1988/03発売のPC-9801UV11は、UV21のモデルチェンジ版で、見た目の印象はとても小さい、ということです。標準では、縦置きにして使う、ということのようです。同時発売のCV21というマシンは、、CRTと一体型のトランス・ポータブルも狙ったマシンでデザインは当時のマッキントッシュを彷彿させます。
| CPU | V30を8MHz/10MHz切り換えて稼働。 |
| ROM | N88-BASIC(86)及びモニタ96KB。 |
| RAM | メインRAM:640KB。 ビデオRAM:192KB。 テキストRAM:12KB。 |
| テキスト表示 | 80×25行/80×20行/40×25行/40×20行 切り換えて使用(8色表示)。 |
| グラフィックス表示 | 640×400ドット2画面16色表示 640×200ドット4画面16色表示 |
| 漢字表示 | JIS第1水準漢字ROM/JIS第2水準漢字ROM、拡張漢字ROM標準搭載 |
| インタフェース (I/F) |
シリアル:RS232C プリンタ:セントロニクス社仕様 8インチFDD外付け用I/F:オプション 5.25インチFDD外付け用I/F 2HDI/F、マウスI/F カセット(CMT):オプション(300ボー/1200ボー) |
| CRT接続 | UV11はアナログRGB、デジタルRGB、モノクロディスプレイ(ライトペン接続可)。 CV21は10インチCRT内蔵。外付けはなし。 |
| サウンド | FM音源/SSG音源6重和音 |
| 拡張スロット | 16ビットのCバス2個 |
| 内蔵FDDとHDD | 3.5インチ2HD/2DD自動切り替えFDDを2台内蔵。 HDD外付け可(I/Fボード別売) |
PC-9801UV11:265,0000円
PC-9801CV21:355,000円
UV11は、Uシリーズの中では唯一、サウンドの切り離しが利かないことで、このメモリ領域を使うRAMディスクの使用ができません。また、この大きさでHDDを内蔵させることも技術的にはそれほど難しいことではないように思えますが、このあたりの点は次のUR/UFで解決することになります。これを除けば、PC-9801の中ではコストパフォーマンスが高く、お買い得だったことは間違いありません。但し、初めてPC-9801を購入するとすれば、の話です。

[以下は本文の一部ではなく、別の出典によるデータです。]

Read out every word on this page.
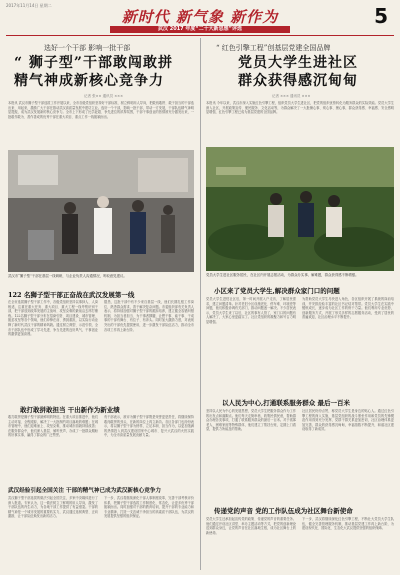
2017年11月14日 星期二
新时代 新气象 新作为
武汉 2017 年度“二十大新思想”评选
5
选好一个干部 影响一批干部
“ 狮子型”干部敢闯敢拼
精气神成新核心竞争力
记者 张×× 通讯员 ×××
本报讯 武汉市狮子型干部选拔工作开展以来，全市各级党组织坚持好干部标准，树立鲜明用人导向，把敢闯敢拼、敢于担当的干部选出来、用起来，激励广大干部在推动武汉高质量发展中建功立业。选好一个干部，影响一批干部，带动一方发展，干部队伍精气神明显提振，成为武汉发展新的核心竞争力。全市上下形成了比学赶超、争先进位的浓厚氛围，干部干事创业的热情被充分激发出来，一批敢作敢为、善作善成的优秀干部在重大项目、重点工作一线脱颖而出。
武汉市“狮子型”干部在基层一线调研，与企业负责人沟通情况，听取意见建议。
122 名狮子型干部正奋战在武汉发展第一线
在全市选拔狮子型干部工作中，各级党组织坚持以事择人、人岗相适，注重在重大任务、重大项目、重大工程一线考察识别干部，把干部放到改革发展的主战场、攻坚克难的最前沿去摔打锤炼。122名狮子型干部分布在招商引资、项目建设、城市管理、脱贫攻坚等各个领域，他们冲锋在前、勇挑重担，以实际行动诠释了新时代武汉干部的精神风貌。通过树立典型、示范引领，全市干部队伍中形成了学习先进、争当先进的良好风气，干事创业的激情更加高涨。
据悉，这批干部中有不少来自基层一线，他们长期扎根工作岗位，熟悉群众需求，善于解决复杂问题。市委组织部有关负责人表示，将持续加强对狮子型干部的跟踪培养，建立健全容错纠错机制，为担当者担当、为干事者撑腰，让想干事、能干事、干成事的干部有舞台、有位子、有奔头。同时加大激励力度，对表现突出的干部优先提拔使用，进一步激发干部队伍活力，推动全市各项工作再上新台阶。
敢打敢拼敢担当 干出新作为新业绩
敢打敢拼是狮子型干部最鲜明的特征。在重大项目推进中，他们主动对接、全程跟踪，解决了一大批制约项目落地的难题；在城市管理中，他们迎难而上、攻坚克难，推动城市面貌持续改善；在服务群众中，他们深入基层、倾听民声，办成了一批群众期盼的好事实事，赢得了群众的广泛赞誉。
有干部表示，被评为狮子型干部既是荣誉更是责任，将继续保持敢闯敢拼的劲头，在新的岗位上再立新功。各区各部门也纷纷表示，将以狮子型干部为榜样，立足本职、担当作为，以更加饱满的热情投入到武汉建设国家中心城市、复兴大武汉的火热实践中，为全市高质量发展贡献力量。
武汉经验引起全国关注 干部的精气神已成为武汉新核心竞争力
武汉狮子型干部选拔的做法引起全国关注，多家中央媒体进行了深入报道。专家认为，这一做法树立了鲜明的用人导向，激发了干部队伍的内生动力，为各地干部工作提供了有益借鉴。干部的精气神是一个城市发展的重要软实力，武汉通过选树典型、正向激励，让干部队伍焕发出新的活力。
下一步，武汉将继续深化干部人事制度改革，完善干部考核评价体系，把狮子型干部选拔工作制度化、常态化，让更多优秀干部脱颖而出。同时加强对干部的教育培训，提升干部的专业能力和专业精神，打造一支忠诚干净担当的高素质干部队伍，为武汉的发展提供坚强的组织保证。
“ 红色引擎工程”创基层党建全国品牌
党员大学生进社区
群众获得感沉甸甸
记者 ××× 通讯员 ×××
本报讯 今年以来，武汉市深入实施红色引擎工程，组织党员大学生进社区，把党的组织优势转化为服务群众的实际效能。党员大学生深入社区，开展政策宣传、便民服务、文化活动等，为群众解决了一大批操心事、烦心事、揪心事，群众获得感、幸福感、安全感明显增强，红色引擎工程已成为基层党建的全国品牌。
党员大学生进社区服务居民，在社区内开展志愿活动，为群众办实事、解难题，群众获得感不断增强。
小区来了党员大学生,解决群众家门口的问题
党员大学生进驻社区后，第一时间开展入户走访，了解居民需求，建立问题清单。针对老旧小区设施老化、停车难、环境差等问题，他们积极协调有关部门，推动问题逐一解决。不少居民表示，党员大学生来了以后，社区的事有人管了，家门口的问题有人解决了，大家心里更踏实了。社区党组织的凝聚力和号召力明显增强。
为帮助党员大学生尽快进入角色，各区组织开展了系统的岗前培训，并安排经验丰富的社区书记结对帮带。党员大学生在实践中锻炼成长，逐步成为社区工作的骨干力量。他们利用专业优势，创新服务方式，开展了形式多样的志愿服务活动，受到了居民的普遍欢迎，社区治理水平不断提升。
以人民为中心,打通联系服务群众 最后一百米
坚持以人民为中心的发展思想，党员大学生把服务群众作为工作的出发点和落脚点。他们每天走街串巷，收集民情民意，帮助群众办理各类事项，打通了联系服务群众的最后一百米。对于孤寡老人、困难家庭等特殊群体，他们建立了帮扶台账，定期上门看望，提供力所能及的帮助。
社区居民纷纷点赞，称党员大学生是身边的贴心人。通过红色引擎工程的深入实施，基层党组织的战斗堡垒作用和党员的先锋模范作用得到充分发挥，党群干群关系更加密切，社区治理体系更加完善，群众的获得感沉甸甸，幸福指数不断提升，和谐社区建设取得了新成效。
传递党的声音 党的工作队伍成为社区舞台新使命
党员大学生还承担起宣传党的政策、传递党的声音的重要任务。他们通过开设社区讲堂、举办主题活动等方式，把党的创新理论送到群众身边，让党的声音在社区落地生根，成为社区舞台上的新使命。
下一步，武汉将继续深化红色引擎工程，不断壮大党员大学生队伍，健全完善管理服务机制，推动基层党建工作再上新台阶，为建设现代化、国际化、生态化大武汉提供坚强的组织保障。
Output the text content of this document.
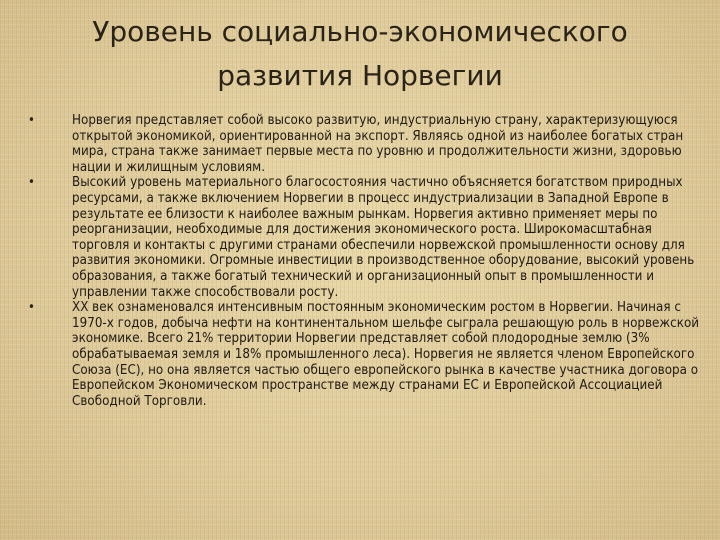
Уровень социально-экономического
развития Норвегии
•	Норвегия представляет собой высоко развитую, индустриальную страну, характеризующуюся открытой экономикой, ориентированной на экспорт. Являясь одной из наиболее богатых стран мира, страна также занимает первые места по уровню и продолжительности жизни, здоровью нации и жилищным условиям.
•	Высокий уровень материального благосостояния частично объясняется богатством природных ресурсами, а также включением Норвегии в процесс индустриализации в Западной Европе в результате ее близости к наиболее важным рынкам. Норвегия активно применяет меры по реорганизации, необходимые для достижения экономического роста. Широкомасштабная торговля и контакты с другими странами обеспечили норвежской промышленности основу для развития экономики. Огромные инвестиции в производственное оборудование, высокий уровень образования, а также богатый технический и организационный опыт в промышленности и управлении также способствовали росту.
•	XX век ознаменовался интенсивным постоянным экономическим ростом в Норвегии. Начиная с 1970-х годов, добыча нефти на континентальном шельфе сыграла решающую роль в норвежской экономике. Всего 21% территории Норвегии представляет собой плодородные землю (3% обрабатываемая земля и 18% промышленного леса). Норвегия не является членом Европейского Союза (ЕС), но она является частью общего европейского рынка в качестве участника договора о Европейском Экономическом пространстве между странами ЕС и Европейской Ассоциацией Свободной Торговли.
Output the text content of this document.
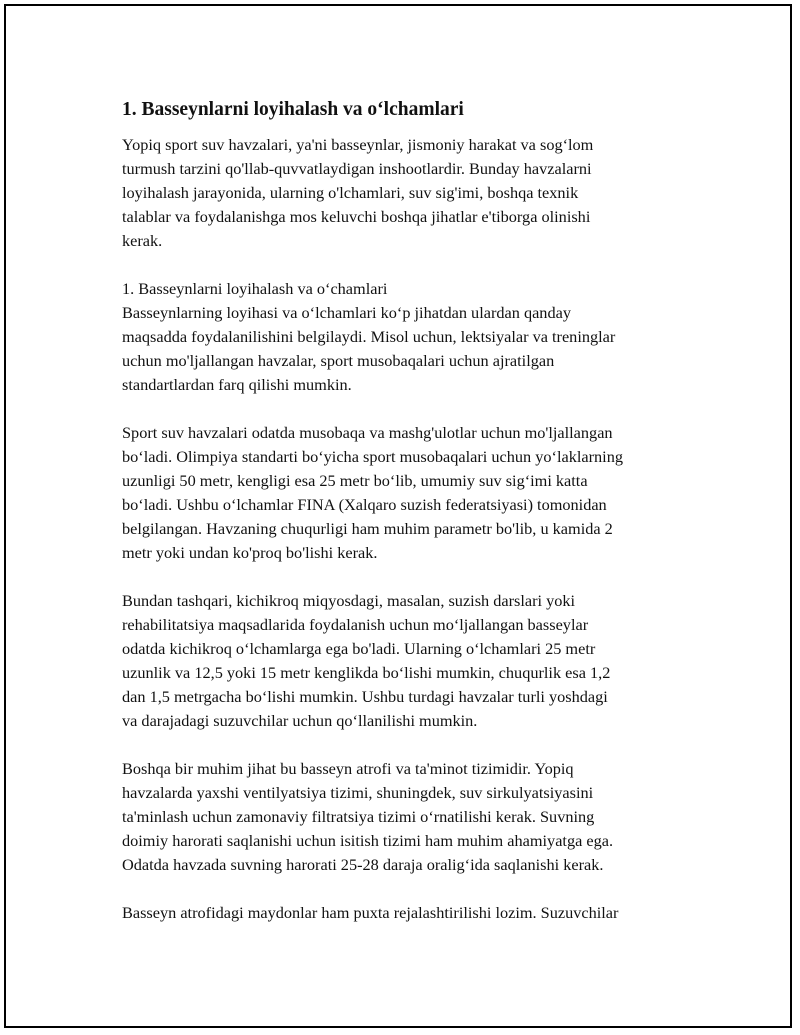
1. Basseynlarni loyihalash va o‘lchamlari
Yopiq sport suv havzalari, ya'ni basseynlar, jismoniy harakat va sog‘lom
turmush tarzini qo'llab-quvvatlaydigan inshootlardir. Bunday havzalarni
loyihalash jarayonida, ularning o'lchamlari, suv sig'imi, boshqa texnik
talablar va foydalanishga mos keluvchi boshqa jihatlar e'tiborga olinishi
kerak.
1. Basseynlarni loyihalash va o‘chamlari
Basseynlarning loyihasi va o‘lchamlari ko‘p jihatdan ulardan qanday
maqsadda foydalanilishini belgilaydi. Misol uchun, lektsiyalar va treninglar
uchun mo'ljallangan havzalar, sport musobaqalari uchun ajratilgan
standartlardan farq qilishi mumkin.
Sport suv havzalari odatda musobaqa va mashg'ulotlar uchun mo'ljallangan
bo‘ladi. Olimpiya standarti bo‘yicha sport musobaqalari uchun yo‘laklarning
uzunligi 50 metr, kengligi esa 25 metr bo‘lib, umumiy suv sig‘imi katta
bo‘ladi. Ushbu o‘lchamlar FINA (Xalqaro suzish federatsiyasi) tomonidan
belgilangan. Havzaning chuqurligi ham muhim parametr bo'lib, u kamida 2
metr yoki undan ko'proq bo'lishi kerak.
Bundan tashqari, kichikroq miqyosdagi, masalan, suzish darslari yoki
rehabilitatsiya maqsadlarida foydalanish uchun mo‘ljallangan basseylar
odatda kichikroq o‘lchamlarga ega bo'ladi. Ularning o‘lchamlari 25 metr
uzunlik va 12,5 yoki 15 metr kenglikda bo‘lishi mumkin, chuqurlik esa 1,2
dan 1,5 metrgacha bo‘lishi mumkin. Ushbu turdagi havzalar turli yoshdagi
va darajadagi suzuvchilar uchun qo‘llanilishi mumkin.
Boshqa bir muhim jihat bu basseyn atrofi va ta'minot tizimidir. Yopiq
havzalarda yaxshi ventilyatsiya tizimi, shuningdek, suv sirkulyatsiyasini
ta'minlash uchun zamonaviy filtratsiya tizimi o‘rnatilishi kerak. Suvning
doimiy harorati saqlanishi uchun isitish tizimi ham muhim ahamiyatga ega.
Odatda havzada suvning harorati 25-28 daraja oralig‘ida saqlanishi kerak.
Basseyn atrofidagi maydonlar ham puxta rejalashtirilishi lozim. Suzuvchilar
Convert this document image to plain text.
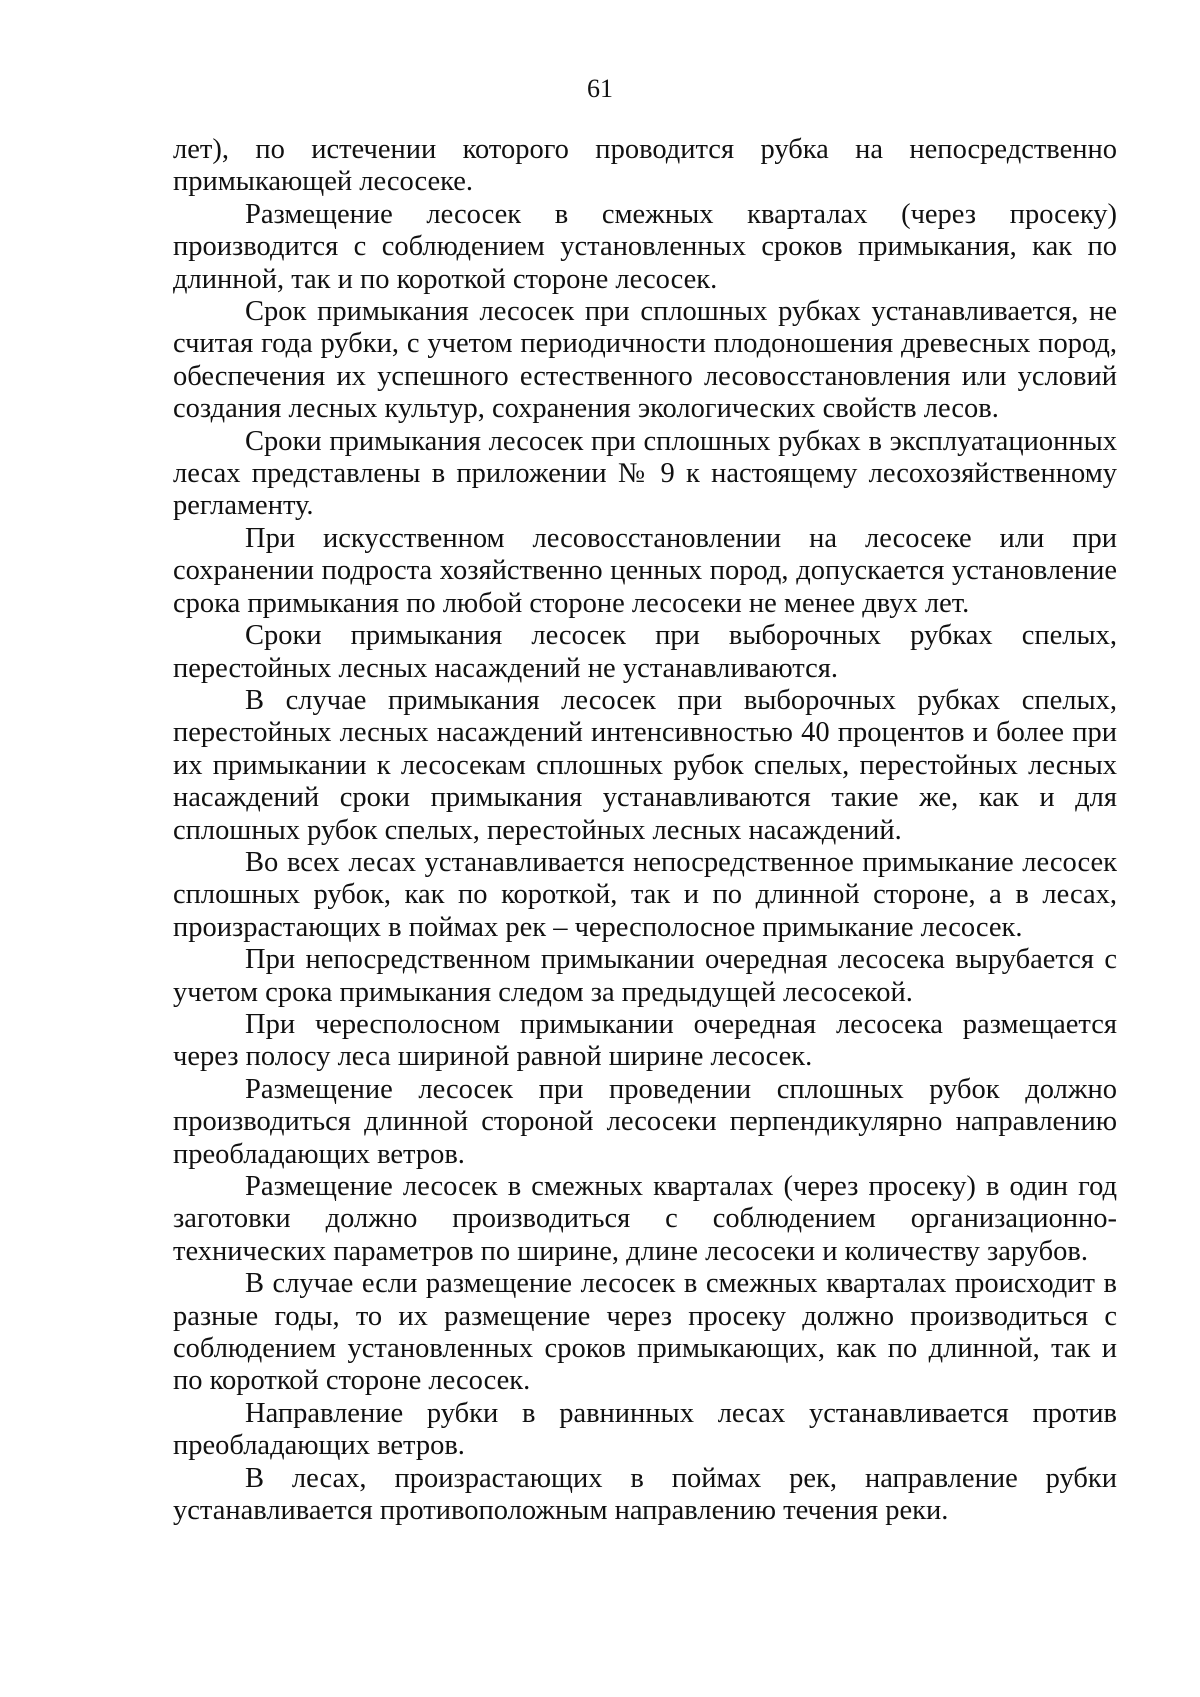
61

лет), по истечении которого проводится рубка на непосредственно примыкающей лесосеке.

Размещение лесосек в смежных кварталах (через просеку) производится с соблюдением установленных сроков примыкания, как по длинной, так и по короткой стороне лесосек.

Срок примыкания лесосек при сплошных рубках устанавливается, не считая года рубки, с учетом периодичности плодоношения древесных пород, обеспечения их успешного естественного лесовосстановления или условий создания лесных культур, сохранения экологических свойств лесов.

Сроки примыкания лесосек при сплошных рубках в эксплуатационных лесах представлены в приложении № 9 к настоящему лесохозяйственному регламенту.

При искусственном лесовосстановлении на лесосеке или при сохранении подроста хозяйственно ценных пород, допускается установление срока примыкания по любой стороне лесосеки не менее двух лет.

Сроки примыкания лесосек при выборочных рубках спелых, перестойных лесных насаждений не устанавливаются.

В случае примыкания лесосек при выборочных рубках спелых, перестойных лесных насаждений интенсивностью 40 процентов и более при их примыкании к лесосекам сплошных рубок спелых, перестойных лесных насаждений сроки примыкания устанавливаются такие же, как и для сплошных рубок спелых, перестойных лесных насаждений.

Во всех лесах устанавливается непосредственное примыкание лесосек сплошных рубок, как по короткой, так и по длинной стороне, а в лесах, произрастающих в поймах рек – чересполосное примыкание лесосек.

При непосредственном примыкании очередная лесосека вырубается с учетом срока примыкания следом за предыдущей лесосекой.

При чересполосном примыкании очередная лесосека размещается через полосу леса шириной равной ширине лесосек.

Размещение лесосек при проведении сплошных рубок должно производиться длинной стороной лесосеки перпендикулярно направлению преобладающих ветров.

Размещение лесосек в смежных кварталах (через просеку) в один год заготовки должно производиться с соблюдением организационно-технических параметров по ширине, длине лесосеки и количеству зарубов.

В случае если размещение лесосек в смежных кварталах происходит в разные годы, то их размещение через просеку должно производиться с соблюдением установленных сроков примыкающих, как по длинной, так и по короткой стороне лесосек.

Направление рубки в равнинных лесах устанавливается против преобладающих ветров.

В лесах, произрастающих в поймах рек, направление рубки устанавливается противоположным направлению течения реки.
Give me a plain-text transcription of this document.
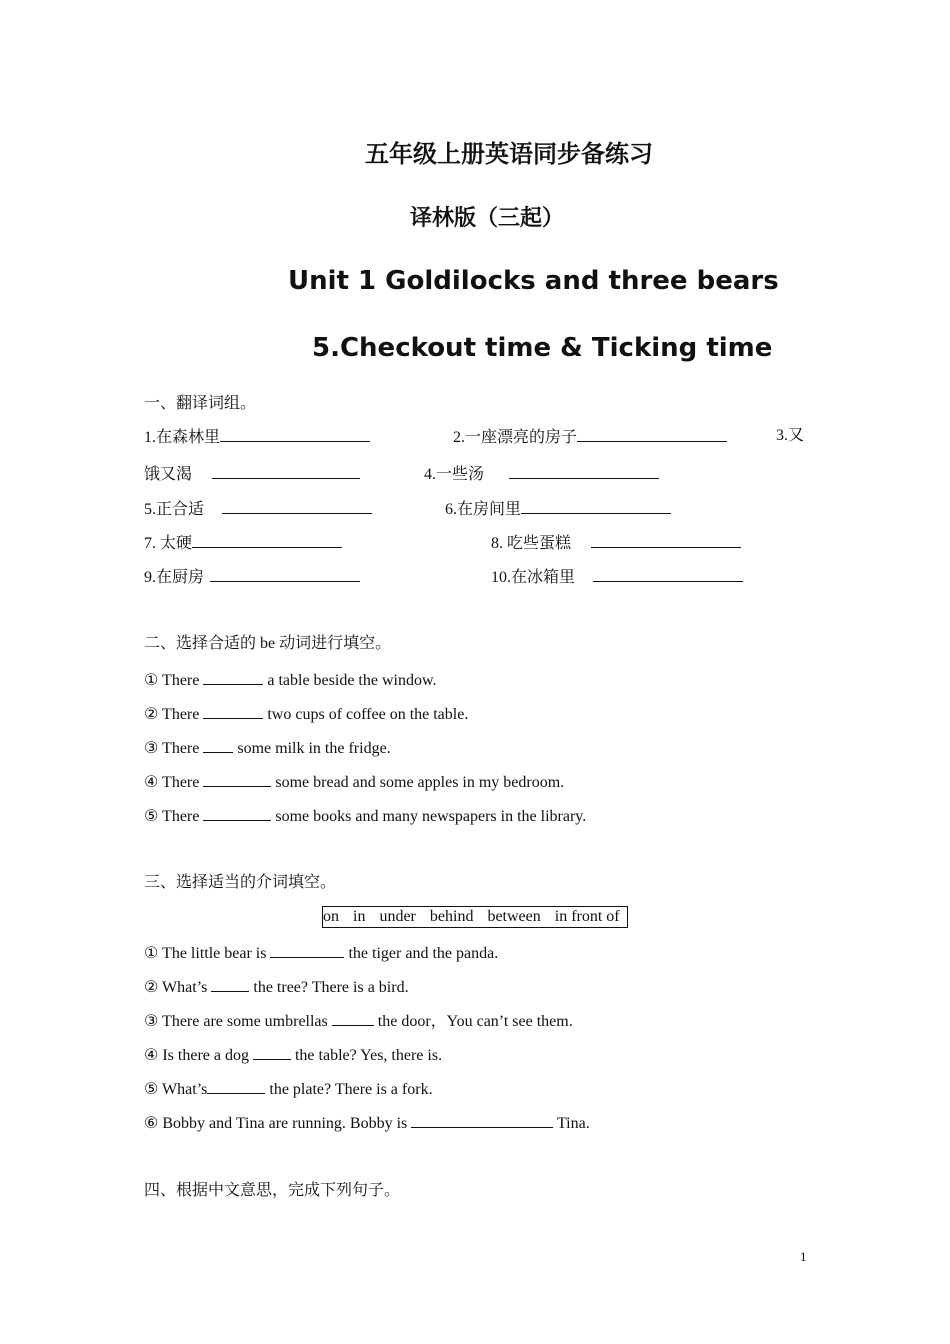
五年级上册英语同步备练习
译林版（三起）
Unit 1 Goldilocks and three bears
5.Checkout time & Ticking time
一、翻译词组。
1.在森林里	2.一座漂亮的房子	3.又
饿又渴	4.一些汤
5.正合适	6.在房间里
7. 太硬	8. 吃些蛋糕
9.在厨房	10.在冰箱里
二、选择合适的 be 动词进行填空。
① There	a table beside the window.
② There	two cups of coffee on the table.
③ There  some milk in the fridge.
④ There	some bread and some apples in my bedroom.
⑤ There	some books and many newspapers in the library.
三、选择适当的介词填空。
on in under behind between in front of
① The little bear is	the tiger and the panda.
② What’s  the tree? There is a bird.
③ There are some umbrellas	the door，You can’t see them.
④ Is there a dog  the table? Yes, there is.
⑤ What’s	the plate? There is a fork.
⑥ Bobby and Tina are running. Bobby is	Tina.
四、根据中文意思，完成下列句子。
1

UV11は、RA/RS/RXが全盛期だった頃も人気が高く、納期まで数ヶ月待ちとなったことがあります。他社の機種を使っているユーザーもこのマシンがあれば何かと重宝すること間違いなかったからです。
CV21は本体とディスプレイが一体型のため外部RGB出力はありません。ディスプレイは10インチCRTが組み込まれています。こういう毛色の変わったマシンが発売されるのはPC-9801の設計が行き詰まってきていることを示しているかのようでした。このマシンを買うよりは、UV11を選んだ方がCRTをサードパーティ製のものから選ぶこともできるし、CRTが故障しても仕事に差し支えなく済みます。
一般の人には関係のないことかもしれないですが、CV21の数値演算プロセッサは専用のものを組み込む必要があるので、購入時に注意が必要です。